In the first week and months after a stroke, a person’s brain is in a ‘heightened state of plasticity’. This means your brain is rapidly trying to heal itself. Specialists agree, this is the best time for recovery. Stroke survivors are at higher risk of stroke, and knowing the signs is an important step to ensure your health and safety. There are many risk factors, including diabetes, high blood pressure, being overweight and high cholesterol will increase a person’s chance of having another stroke. Smoking, damages the cardiovascular system, and atrial fibrillation (Afib) can contribute to also having another stroke. You can reduce your odds if you address the key factors. Even a small lifestyle change, such as 15 minutes of exercise in your daily routine can make a big difference in reducing your risk!
Support is essential during this challenging time and nothing beats the support of someone who understands exactly what you are going through.

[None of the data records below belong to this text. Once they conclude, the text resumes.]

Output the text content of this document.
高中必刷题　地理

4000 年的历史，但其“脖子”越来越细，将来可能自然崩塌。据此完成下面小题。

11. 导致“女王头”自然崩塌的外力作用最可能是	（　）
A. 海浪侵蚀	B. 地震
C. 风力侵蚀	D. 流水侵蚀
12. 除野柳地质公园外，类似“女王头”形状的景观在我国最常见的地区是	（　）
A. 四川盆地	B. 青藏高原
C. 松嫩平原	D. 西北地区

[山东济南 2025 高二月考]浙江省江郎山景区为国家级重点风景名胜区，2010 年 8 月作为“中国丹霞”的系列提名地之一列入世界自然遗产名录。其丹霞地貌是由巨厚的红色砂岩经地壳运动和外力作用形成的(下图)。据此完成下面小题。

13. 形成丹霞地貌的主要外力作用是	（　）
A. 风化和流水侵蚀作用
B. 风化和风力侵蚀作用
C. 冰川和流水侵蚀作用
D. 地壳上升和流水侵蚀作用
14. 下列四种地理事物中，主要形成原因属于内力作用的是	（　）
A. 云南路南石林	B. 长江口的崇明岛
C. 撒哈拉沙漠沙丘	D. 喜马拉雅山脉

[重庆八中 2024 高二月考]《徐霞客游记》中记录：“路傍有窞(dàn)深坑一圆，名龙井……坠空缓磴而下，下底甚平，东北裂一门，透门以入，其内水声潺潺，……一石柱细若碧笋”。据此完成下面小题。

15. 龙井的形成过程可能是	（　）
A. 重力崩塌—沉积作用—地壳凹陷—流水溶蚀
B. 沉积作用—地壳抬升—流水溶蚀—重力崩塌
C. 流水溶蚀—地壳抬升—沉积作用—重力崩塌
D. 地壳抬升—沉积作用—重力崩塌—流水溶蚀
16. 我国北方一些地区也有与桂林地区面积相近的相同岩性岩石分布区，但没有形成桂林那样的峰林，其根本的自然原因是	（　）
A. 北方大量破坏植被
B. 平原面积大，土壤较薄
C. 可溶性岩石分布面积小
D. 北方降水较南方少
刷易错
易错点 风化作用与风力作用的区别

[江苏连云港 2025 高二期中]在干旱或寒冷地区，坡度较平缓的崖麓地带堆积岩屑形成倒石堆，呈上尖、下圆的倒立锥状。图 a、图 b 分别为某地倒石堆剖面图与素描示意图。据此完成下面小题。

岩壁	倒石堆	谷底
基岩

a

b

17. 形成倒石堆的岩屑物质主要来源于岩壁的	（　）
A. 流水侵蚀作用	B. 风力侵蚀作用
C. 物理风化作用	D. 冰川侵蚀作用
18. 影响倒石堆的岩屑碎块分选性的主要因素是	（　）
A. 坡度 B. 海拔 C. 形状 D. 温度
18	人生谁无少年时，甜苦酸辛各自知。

Isaiah 41:10 says, “Fear not, for I am with you; be not dismayed, for I am your God; I will strengthen you, I will help you, I will uphold you with my righteous right hand.”
This is a comforting suggestion, to people who are experiencing difficult times, bringing peace and harmony to those who love the Lord. It is the work of the Lord who sustains us, and the Lord uses his powerful right hand to uphold us and causes us to be victorious in all our battles.
You also need to do your part to maintain an active brain. Eat healthy; a healthy diet builds brain power. Exercise; exercising physically to stay sharp. The type of exercise that gets your heart rate up, like walking, swimming and biking should add up to at least 45 minutes a week, because physical activities increase the blood supply to the brain and improve links between brain cells. Staying mentally active is associated with improved cognition. And finally getting at least 7 hours of sleep every night will help boost memory and mood.